This isn’t an April Fools Day joke, but in the spirit of the day…
We had a researcher in recently trying to track down some photographs that appeared in a publication by William Laughlin. We have his professional papers. Unfortunately, the images the researcher wanted weren’t in the described part of the collection, but (maybe? we didn’t know) in the extensive addition we received a few years ago. Normally we’d just pull out the undescribed boxes and let the researcher go through them but there were two problems in the way of that. First we suspect that some of the materials in the collection addition may have some legal access restrictions (student records, medical records, so on). Second, there’s 30 boxes of apparently unarranged materials. Not fair to the researcher! Since she was looking for something fairly specific, I said I’d do a quick once-through to see if I could spot them. If I did, great, I’d pull the folder(s). If not, I’d go through looking for sensitive materials to flag and then let her go through the rest herself.

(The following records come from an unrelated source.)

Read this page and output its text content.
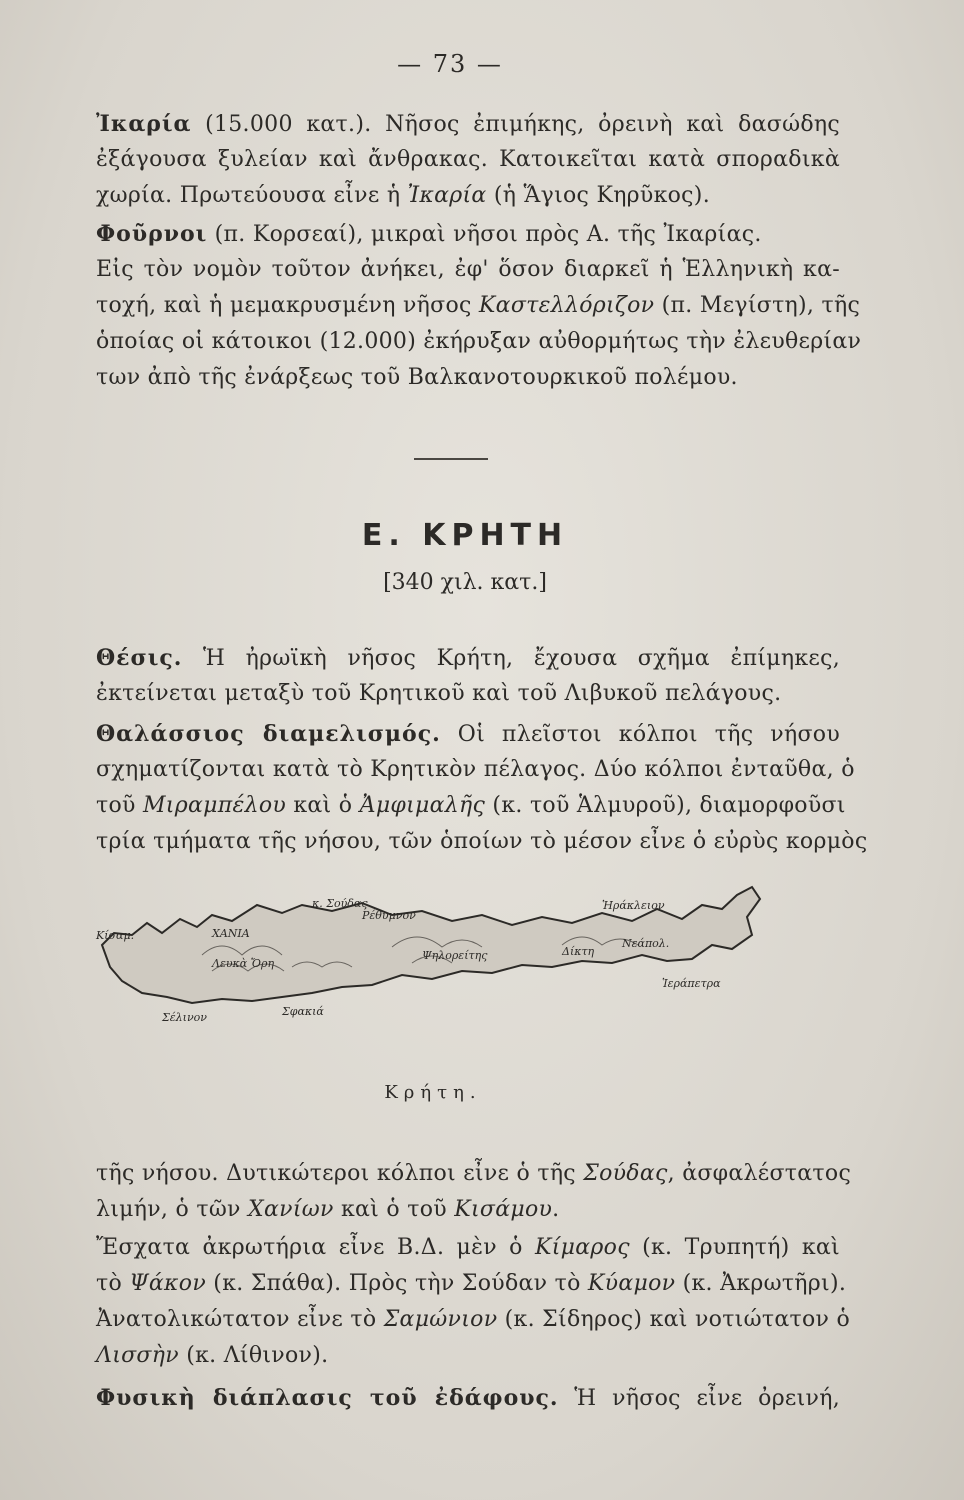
— 73 —
Ἰκαρία (15.000 κατ.). Νῆσος ἐπιμήκης, ὀρεινὴ καὶ δασώδης
ἐξάγουσα ξυλείαν καὶ ἄνθρακας. Κατοικεῖται κατὰ σποραδικὰ
χωρία. Πρωτεύουσα εἶνε ἡ Ἰκαρία (ἡ Ἅγιος Κηρῦκος).
Φοῦρνοι (π. Κορσεαί), μικραὶ νῆσοι πρὸς Α. τῆς Ἰκαρίας.
Εἰς τὸν νομὸν τοῦτον ἀνήκει, ἐφ' ὅσον διαρκεῖ ἡ Ἑλληνικὴ κα-
τοχή, καὶ ἡ μεμακρυσμένη νῆσος Καστελλόριζον (π. Μεγίστη), τῆς
ὁποίας οἱ κάτοικοι (12.000) ἐκήρυξαν αὐθορμήτως τὴν ἐλευθερίαν
των ἀπὸ τῆς ἐνάρξεως τοῦ Βαλκανοτουρκικοῦ πολέμου.
Ε. ΚΡΗΤΗ
[340 χιλ. κατ.]
Θέσις. Ἡ ἠρωϊκὴ νῆσος Κρήτη, ἔχουσα σχῆμα ἐπίμηκες,
ἐκτείνεται μεταξὺ τοῦ Κρητικοῦ καὶ τοῦ Λιβυκοῦ πελάγους.
Θαλάσσιος διαμελισμός. Οἱ πλεῖστοι κόλποι τῆς νήσου
σχηματίζονται κατὰ τὸ Κρητικὸν πέλαγος. Δύο κόλποι ἐνταῦθα, ὁ
τοῦ Μιραμπέλου καὶ ὁ Ἀμφιμαλῆς (κ. τοῦ Ἁλμυροῦ), διαμορφοῦσι
τρία τμήματα τῆς νήσου, τῶν ὁποίων τὸ μέσον εἶνε ὁ εὐρὺς κορμὸς
Κίσαμ.	ΧΑΝΙΑ
κ. Σούδας
Ρέθυμνον
Ἡράκλειον
Νεάπολ.
Λευκὰ Ὄρη
Ψηλορείτης	Δίκτη
Σέλινον	Σφακιά
Ἱεράπετρα
Κρήτη.
τῆς νήσου. Δυτικώτεροι κόλποι εἶνε ὁ τῆς Σούδας, ἀσφαλέστατος
λιμήν, ὁ τῶν Χανίων καὶ ὁ τοῦ Κισάμου.
Ἔσχατα ἀκρωτήρια εἶνε Β.Δ. μὲν ὁ Κίμαρος (κ. Τρυπητή) καὶ
τὸ Ψάκον (κ. Σπάθα). Πρὸς τὴν Σούδαν τὸ Κύαμον (κ. Ἀκρωτῆρι).
Ἀνατολικώτατον εἶνε τὸ Σαμώνιον (κ. Σίδηρος) καὶ νοτιώτατον ὁ
Λισσὴν (κ. Λίθινον).
Φυσικὴ διάπλασις τοῦ ἐδάφους. Ἡ νῆσος εἶνε ὀρεινή,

It took me til today to get to this project. Here’s the April Fools Day joke on me: no kidding, of the 30 boxes? The folder was in the last box, in fact was the last folder of the last box.
It gets better. I closed up that box to discover my hand was bleeding. 1/2″ long scratch along one of my knuckles. I’m now trying to remember when I had my last tetanus shot since the last time some of these records saw the light of day were on expeditions to Kagamil Island when Laughlin was excavating burial grounds in the middle of kittiwake rookeries.And I’m thinking that while he probably washed his hands, I’m not sure he washed his notebooks.
This type of thing tends to be an occupational hazard for archivists (maybe not digital archivists) and so most of them that I know are up-to-date on tetanus shots, but there’s a larger lesson here. If you ever doubt our dedication to access for researchers? Doubt no longer. We bleed for you. Have a great April Fools Day.